Frankfurt/Main

Dax schließt mit moderatem Verlust

Dax       -  Im Schriftzug 'DAX' spiegelt sich die große Anzeigetafel mit dem bis dahin erreichten Kursverlauf im Handelssaal der Börse in Frankfurt.
Foto: Christoph Schmidt | Im Schriftzug "DAX" spiegelt sich die große Anzeigetafel mit dem bis dahin erreichten Kursverlauf im Handelssaal der Börse in Frankfurt.

Gestützt wurde er dabei vom verhalten freundlichen Start der US-Börsen sowie einem wieder schwächelnden Eurokurs. Die Marke von 12.000 Punkten im Dax blieb an diesem Tag allerdings unerreicht. Mit einem kleinen Minus von 0,25 Prozent auf 11.940,71 Punkten verabschiedete sich das deutsche Börsenbarometer schließlich aus dem Tag.

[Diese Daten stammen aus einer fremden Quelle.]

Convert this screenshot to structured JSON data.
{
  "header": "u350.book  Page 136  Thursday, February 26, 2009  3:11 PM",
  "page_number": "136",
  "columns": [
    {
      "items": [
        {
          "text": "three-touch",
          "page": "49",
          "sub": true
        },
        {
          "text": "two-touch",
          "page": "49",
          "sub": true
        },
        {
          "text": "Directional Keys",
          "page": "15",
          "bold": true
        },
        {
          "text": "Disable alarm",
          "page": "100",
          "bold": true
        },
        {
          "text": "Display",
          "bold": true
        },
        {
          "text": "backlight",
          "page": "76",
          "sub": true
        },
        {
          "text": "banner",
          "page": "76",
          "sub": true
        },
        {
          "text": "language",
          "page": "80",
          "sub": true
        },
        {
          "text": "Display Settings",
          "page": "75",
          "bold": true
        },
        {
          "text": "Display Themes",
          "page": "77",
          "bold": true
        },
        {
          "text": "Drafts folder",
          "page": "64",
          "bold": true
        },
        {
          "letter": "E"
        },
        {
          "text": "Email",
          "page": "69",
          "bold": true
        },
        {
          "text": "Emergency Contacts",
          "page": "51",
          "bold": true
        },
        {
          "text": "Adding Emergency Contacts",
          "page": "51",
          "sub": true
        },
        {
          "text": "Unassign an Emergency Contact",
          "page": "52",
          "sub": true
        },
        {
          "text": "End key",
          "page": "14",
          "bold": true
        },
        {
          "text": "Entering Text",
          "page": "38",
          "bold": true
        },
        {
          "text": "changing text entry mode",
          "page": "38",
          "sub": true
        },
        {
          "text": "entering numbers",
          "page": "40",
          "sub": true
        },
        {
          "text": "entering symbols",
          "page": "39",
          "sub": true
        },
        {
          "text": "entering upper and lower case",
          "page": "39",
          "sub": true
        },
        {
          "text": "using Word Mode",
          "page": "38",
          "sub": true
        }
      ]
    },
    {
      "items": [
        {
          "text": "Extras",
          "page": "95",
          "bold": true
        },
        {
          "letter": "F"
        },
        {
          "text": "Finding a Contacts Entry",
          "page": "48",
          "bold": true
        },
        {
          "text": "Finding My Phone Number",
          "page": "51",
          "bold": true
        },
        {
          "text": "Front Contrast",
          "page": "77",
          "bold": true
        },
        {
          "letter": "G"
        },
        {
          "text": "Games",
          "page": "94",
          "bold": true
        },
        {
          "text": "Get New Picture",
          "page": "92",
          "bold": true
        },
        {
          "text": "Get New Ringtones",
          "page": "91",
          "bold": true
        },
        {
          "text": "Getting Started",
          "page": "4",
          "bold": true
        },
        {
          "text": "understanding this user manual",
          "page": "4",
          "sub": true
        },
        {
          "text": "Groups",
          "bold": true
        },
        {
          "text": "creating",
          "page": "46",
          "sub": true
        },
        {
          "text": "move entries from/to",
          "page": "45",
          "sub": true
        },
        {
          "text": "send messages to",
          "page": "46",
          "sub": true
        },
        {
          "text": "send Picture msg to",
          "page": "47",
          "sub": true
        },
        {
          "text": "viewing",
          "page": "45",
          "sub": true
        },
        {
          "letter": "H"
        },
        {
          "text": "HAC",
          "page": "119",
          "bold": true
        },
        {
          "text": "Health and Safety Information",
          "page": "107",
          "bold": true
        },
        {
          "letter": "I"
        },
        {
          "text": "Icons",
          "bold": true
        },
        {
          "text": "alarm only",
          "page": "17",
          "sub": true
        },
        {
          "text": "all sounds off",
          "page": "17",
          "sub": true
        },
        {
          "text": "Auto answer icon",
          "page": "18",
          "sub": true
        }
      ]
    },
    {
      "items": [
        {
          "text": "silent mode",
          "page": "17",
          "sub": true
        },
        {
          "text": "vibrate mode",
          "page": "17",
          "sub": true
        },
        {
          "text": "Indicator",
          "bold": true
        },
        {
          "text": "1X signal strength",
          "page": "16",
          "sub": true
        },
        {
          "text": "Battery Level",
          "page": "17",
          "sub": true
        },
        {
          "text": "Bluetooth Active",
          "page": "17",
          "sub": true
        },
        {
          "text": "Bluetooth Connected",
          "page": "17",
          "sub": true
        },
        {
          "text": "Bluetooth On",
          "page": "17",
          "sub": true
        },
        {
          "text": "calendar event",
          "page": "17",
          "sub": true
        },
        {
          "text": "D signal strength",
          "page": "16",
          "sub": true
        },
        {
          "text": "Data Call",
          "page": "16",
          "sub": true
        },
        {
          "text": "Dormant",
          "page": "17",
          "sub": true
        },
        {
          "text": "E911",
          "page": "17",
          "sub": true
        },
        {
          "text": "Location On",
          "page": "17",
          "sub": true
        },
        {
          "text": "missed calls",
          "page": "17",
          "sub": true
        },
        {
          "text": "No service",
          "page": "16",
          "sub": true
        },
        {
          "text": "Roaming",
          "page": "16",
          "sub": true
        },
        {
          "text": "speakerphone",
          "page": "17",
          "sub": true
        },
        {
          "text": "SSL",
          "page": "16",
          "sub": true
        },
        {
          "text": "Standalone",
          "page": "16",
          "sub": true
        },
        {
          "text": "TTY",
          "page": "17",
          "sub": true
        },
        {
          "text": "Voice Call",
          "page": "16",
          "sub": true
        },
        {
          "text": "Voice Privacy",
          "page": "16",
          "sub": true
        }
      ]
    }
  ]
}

Der MDax gab um 0,55 Prozent auf 25.349,37 Punkte nach. Der Technologiewerte-Index TecDax büßte hingegen im Sog der vor allem am Dienstag extrem schwachen US-Börse Nasdaq 2,85 Prozent auf 2482,60 Punkte ein. Europaweit sah es hingegen freundlicher aus: Der EuroStoxx 50 schloss mit plus 0,43 Prozent auf 3331,25 Punkte und auch die Börsen in Paris und London legten zu. In den USA legte der US-Leitindex Dow Jones Industrial zum europäischen Handelsschluss moderat zu. Die Nasdaq-Indizes verharrten in etwa auf Vortagesniveau.

Der neuerliche Ausverkauf an der technologielastigen Nasdaq am Vortag sorgte auch hierzulande für eine äußerst negative Stimmung für Techwerte. So büßten im Dax die Anteile des Halbleiterherstellers Infineon 4,0 Prozent ein und waren damit Dax-Schlusslicht. Im TecDax verloren die Papiere des für die Halbleiterbranche arbeitenden Maschinenbauers Aixtron 7,5 Prozent.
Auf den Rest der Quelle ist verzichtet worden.